If your environment genuinely cannot reach an LLM, set GUARDRAILS_ENABLED=false explicitly. Do not rely on guardrails silently being inactive -- they are on unless you turn them off.

Model selection

The safety judge and input rail share the same provider abstraction as the rest of Aurora. Set GUARDRAILS_LLM_MODEL to control the model.
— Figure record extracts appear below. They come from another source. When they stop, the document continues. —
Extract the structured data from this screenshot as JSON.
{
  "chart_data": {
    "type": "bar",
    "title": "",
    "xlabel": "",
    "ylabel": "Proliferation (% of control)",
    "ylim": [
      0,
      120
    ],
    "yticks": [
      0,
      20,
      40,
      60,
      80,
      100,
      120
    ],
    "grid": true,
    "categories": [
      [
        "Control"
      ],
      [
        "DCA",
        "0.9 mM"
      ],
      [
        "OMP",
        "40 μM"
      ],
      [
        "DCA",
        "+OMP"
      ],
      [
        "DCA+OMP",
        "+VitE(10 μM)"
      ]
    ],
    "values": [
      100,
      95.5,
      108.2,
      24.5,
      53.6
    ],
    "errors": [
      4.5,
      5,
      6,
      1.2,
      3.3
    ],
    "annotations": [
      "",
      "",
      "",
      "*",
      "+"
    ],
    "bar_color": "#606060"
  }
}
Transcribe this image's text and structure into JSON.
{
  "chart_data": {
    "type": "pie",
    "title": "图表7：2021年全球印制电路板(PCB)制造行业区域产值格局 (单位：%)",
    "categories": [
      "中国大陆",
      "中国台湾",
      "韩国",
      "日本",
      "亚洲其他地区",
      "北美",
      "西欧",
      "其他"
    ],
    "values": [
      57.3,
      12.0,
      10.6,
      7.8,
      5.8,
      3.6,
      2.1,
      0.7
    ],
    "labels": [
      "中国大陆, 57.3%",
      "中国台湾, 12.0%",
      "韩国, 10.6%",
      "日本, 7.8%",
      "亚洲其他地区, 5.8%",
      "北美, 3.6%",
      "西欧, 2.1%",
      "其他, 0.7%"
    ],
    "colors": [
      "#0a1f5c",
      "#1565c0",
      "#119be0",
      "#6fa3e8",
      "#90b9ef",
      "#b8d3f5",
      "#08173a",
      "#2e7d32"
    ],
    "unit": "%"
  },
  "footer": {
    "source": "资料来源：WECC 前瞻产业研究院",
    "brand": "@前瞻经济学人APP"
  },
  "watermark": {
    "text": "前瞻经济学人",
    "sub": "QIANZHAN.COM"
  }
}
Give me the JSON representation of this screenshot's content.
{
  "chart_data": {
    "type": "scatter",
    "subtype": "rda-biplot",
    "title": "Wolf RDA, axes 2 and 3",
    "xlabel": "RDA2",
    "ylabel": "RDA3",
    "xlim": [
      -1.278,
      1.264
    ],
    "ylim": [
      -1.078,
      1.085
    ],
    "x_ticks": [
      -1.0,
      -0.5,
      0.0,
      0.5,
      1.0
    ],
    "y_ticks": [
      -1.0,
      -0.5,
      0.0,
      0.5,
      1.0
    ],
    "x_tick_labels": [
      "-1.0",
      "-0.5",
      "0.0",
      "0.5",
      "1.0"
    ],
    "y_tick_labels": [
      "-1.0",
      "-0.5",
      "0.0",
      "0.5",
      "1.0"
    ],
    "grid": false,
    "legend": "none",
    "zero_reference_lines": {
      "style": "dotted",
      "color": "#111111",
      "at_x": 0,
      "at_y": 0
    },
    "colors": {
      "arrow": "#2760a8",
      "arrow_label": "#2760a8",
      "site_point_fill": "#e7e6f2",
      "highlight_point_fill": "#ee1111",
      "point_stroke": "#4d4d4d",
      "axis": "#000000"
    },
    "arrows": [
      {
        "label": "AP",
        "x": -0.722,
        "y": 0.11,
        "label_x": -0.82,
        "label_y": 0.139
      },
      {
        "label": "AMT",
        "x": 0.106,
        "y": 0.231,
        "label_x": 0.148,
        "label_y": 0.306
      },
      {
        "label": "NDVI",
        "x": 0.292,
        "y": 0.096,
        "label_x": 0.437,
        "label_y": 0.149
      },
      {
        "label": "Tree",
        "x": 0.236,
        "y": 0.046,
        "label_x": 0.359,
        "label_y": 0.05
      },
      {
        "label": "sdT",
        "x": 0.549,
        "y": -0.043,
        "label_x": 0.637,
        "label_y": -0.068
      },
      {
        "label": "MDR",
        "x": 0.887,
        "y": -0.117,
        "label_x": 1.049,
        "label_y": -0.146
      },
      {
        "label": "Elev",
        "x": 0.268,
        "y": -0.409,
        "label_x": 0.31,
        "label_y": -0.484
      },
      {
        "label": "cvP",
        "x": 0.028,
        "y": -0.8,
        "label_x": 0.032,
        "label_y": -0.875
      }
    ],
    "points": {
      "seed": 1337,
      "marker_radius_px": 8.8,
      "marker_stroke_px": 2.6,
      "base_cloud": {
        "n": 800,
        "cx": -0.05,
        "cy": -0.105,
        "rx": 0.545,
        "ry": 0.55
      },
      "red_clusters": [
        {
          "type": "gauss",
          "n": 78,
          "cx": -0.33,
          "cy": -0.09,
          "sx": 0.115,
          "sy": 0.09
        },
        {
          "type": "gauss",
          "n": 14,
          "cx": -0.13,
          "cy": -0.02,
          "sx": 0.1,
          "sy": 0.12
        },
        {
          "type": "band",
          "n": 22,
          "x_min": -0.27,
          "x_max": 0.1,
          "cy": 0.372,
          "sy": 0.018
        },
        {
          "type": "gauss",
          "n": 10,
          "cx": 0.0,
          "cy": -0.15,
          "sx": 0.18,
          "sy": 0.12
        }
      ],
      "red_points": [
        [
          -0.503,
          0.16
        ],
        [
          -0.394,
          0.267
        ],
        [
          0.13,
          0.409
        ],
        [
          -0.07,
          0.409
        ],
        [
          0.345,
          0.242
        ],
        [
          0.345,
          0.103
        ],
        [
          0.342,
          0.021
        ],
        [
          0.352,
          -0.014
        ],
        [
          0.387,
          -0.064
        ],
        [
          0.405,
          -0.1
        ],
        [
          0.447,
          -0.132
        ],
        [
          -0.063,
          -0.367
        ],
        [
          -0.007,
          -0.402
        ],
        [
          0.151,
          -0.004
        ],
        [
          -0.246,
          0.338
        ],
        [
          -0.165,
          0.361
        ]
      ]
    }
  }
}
Format is identical to MAIN_MODEL and other model overrides (provider/model), and selection honors LLM_PROVIDER_MODE and the same API keys the main agent uses.

When GUARDRAILS_LLM_MODEL is unset, Aurora picks a default based on LLM_PROVIDER_MODE:

  • openrouter -> google/gemini-2.5-flash-lite (small and cheap, keeps per-message cost predictable).
  • Anything else -> MAIN_MODEL (the same model the chat agent uses).
# Use a small, fast model (recommended, since the judge runs on every command)
GUARDRAILS_LLM_MODEL=openai/gpt-4o-mini

Typical choices:

ModelNotes
openai/gpt-4o-miniGood balance of speed and quality
anthropic/claude-haiku-4.5Strong reasoning at low cost
google/gemini-2.5-flash-liteLowest cost (OpenRouter default)
ollama/llama3.1:8bFree, local (requires OLLAMA_BASE_URL)
Use a non-reasoning model

The safety judge is a binary Yes/No classifier. Reasoning models (e.g. gpt-5.4-mini, gemini-2.5-pro, o3-mini) spend their output token budget on internal chain-of-thought before emitting the answer. This adds 2-5 seconds of latency per message and can exhaust the token cap, returning an empty response that the rail treats as a block. Stick to fast, non-reasoning models like the ones listed above.

Environment variables

VariableDefaultDescription
GUARDRAILS_ENABLEDtrueMaster switch for the input rail, signature matcher, and LLM judge. When enabled (default), all three run and every LLM check fails closed on error. Set to false to disable them. Does not affect the org command policy.
GUARDRAILS_LLM_MODEL(provider-dependent)Model used by the safety judge and input rail. When unset, defaults to google/gemini-2.5-flash-lite under LLM_PROVIDER_MODE=openrouter, otherwise falls back to MAIN_MODEL. Same format and routing as MAIN_MODEL.
GUARDRAILS_SIGMA_ENABLEDtrueGates the SigmaHQ rule corpus on top of the hand-written signatures. Requires GUARDRAILS_ENABLED=true. Set to false to run only the hand-written rules.

Block responses

When a command is blocked, the caller sees:

  • Through terminal_run() (most shell executions): the call returns returncode=126 with stderr Blocked by safety guardrail: <reason>.
  • Through inline-checked tools (kubectl_onprem, tailscale_ssh): the JSON response contains a code identifying the layer that blocked (code: "POLICY_DENIED" for the org command policy, code: "SIGNATURE_MATCHED" for the signature matcher, code: "SAFETY_BLOCKED" for the LLM judge) with the reason in error.

When the input rail blocks a turn, the agent refuses the request immediately without attempting any tool calls.

All blocks are logged with a sha256 command fingerprint (never raw command content) plus the matching rule/technique where available. Structured audit events are emitted for SIEM ingestion via server/utils/security/audit_events.py.